Contradictions are surfaced, not suppressed. The system explicitly flags discrepancies to the Human Auditor before a risk can become a liability.

Conclusion

Value & Impact: Meeting the Challenge

The challenge asked for an AI capability to assess bid viability, staffing, and win probability—The "Pink Team" MVP. The Double-Sided Context Graph is not just an abstract architecture; it maps 1-to-1 with the project deliverables.

Automated Bid Indicators & Win Guesstimate

Instead of a "vibe-based" prediction, the Graph calculates PWin (Probability of Win) by normalizing historical data—past submissions, wins, and project performances.

  • The Mechanism: Overlays current requirements on the Supply Graph while benchmarking against this normalized historical dataset.
  • Early Warning Radar: Flags missing mandatory requirements (e.g., "Top Secret Facility Clearance") as Critical Risks for immediate review.

Personnel Assignment & Risk

The "Sarah" scenario scaled up. We calculate a Confidence Score for each candidate based on evidentiary weight.

  • Probabilistic Staffing: Gold (Verified SOWs), Silver (Resumes), Bronze (Inferred).
  • Risk-Aware Gap Analysis: Empowers the Proposal Manager to weigh internal candidates vs. subcontracting costs based on verification level.

SWOT & Win Themes

Comparative analysis against the Demand Plane.

  • Strengths: Areas where verified past performance exceeds customer thresholds.
  • Weaknesses: Areas relying on unverified claims or identified gaps.
  • Competitor Analysis: Ingests public competitor data into the Reference Ontology for direct SWOT comparison.

The Pink Team Deliverable

Because the Context Graph is structured data, the final output is a document, not a chat message.
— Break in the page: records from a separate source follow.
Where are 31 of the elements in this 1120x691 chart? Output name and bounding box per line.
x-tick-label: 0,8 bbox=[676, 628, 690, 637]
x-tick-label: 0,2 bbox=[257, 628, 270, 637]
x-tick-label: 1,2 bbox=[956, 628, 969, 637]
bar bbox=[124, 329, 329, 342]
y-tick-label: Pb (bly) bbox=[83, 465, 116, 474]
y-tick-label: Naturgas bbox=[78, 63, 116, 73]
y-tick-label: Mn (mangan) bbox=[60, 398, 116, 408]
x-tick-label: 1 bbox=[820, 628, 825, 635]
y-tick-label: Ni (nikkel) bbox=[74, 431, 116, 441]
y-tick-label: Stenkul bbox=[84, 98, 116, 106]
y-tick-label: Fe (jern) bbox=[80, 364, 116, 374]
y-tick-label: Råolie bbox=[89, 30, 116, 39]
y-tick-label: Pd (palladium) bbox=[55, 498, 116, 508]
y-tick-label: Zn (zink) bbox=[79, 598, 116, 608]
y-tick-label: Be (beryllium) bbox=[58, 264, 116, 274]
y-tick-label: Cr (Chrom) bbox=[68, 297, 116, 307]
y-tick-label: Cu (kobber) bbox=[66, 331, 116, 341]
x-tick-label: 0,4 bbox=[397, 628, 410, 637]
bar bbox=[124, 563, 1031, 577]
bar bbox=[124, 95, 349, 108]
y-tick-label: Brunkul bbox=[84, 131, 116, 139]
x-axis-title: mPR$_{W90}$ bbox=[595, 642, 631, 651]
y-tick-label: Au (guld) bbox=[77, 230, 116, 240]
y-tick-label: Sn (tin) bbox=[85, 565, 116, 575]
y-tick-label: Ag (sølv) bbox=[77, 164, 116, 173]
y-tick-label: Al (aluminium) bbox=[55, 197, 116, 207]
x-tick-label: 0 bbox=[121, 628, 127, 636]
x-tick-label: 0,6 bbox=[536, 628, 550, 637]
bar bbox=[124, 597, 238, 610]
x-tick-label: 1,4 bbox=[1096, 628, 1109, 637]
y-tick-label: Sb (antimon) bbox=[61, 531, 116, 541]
  • The system exports the Compliance Matrix, Staffing Plan, and Gap Analysis directly into the "Pink Team" template.
  • This automates the first 48 hours, moving the team immediately from "Reading" to "Strategy."

Turning Vision Into a Buildable Path

The Double-Sided Context Graph is more than a narrative—it is an architectural blueprint for safe, scalable AI. We have moved beyond simple prompt engineering to define the structures, responsibilities, and risk controls required to turn a conceptual idea into a deployable solution.

Data Sovereignty

By decoupling the Context Graph reasoning engine from underlying data sources, the solution can be seamlessly ported between different organizational tenants. This ensures strict data residency within local cloud environments (Azure or AWS), without sensitive proposal data ever leaving the tenant boundary.

Global Scale, Local Governance

Because Maximus operates globally, this portability is non-negotiable. Unlike opaque SaaS AI wrappers, this architecture allows us to lift-and-shift the entire reasoning capability to where the data lives—respecting local governance while leveraging global intelligence.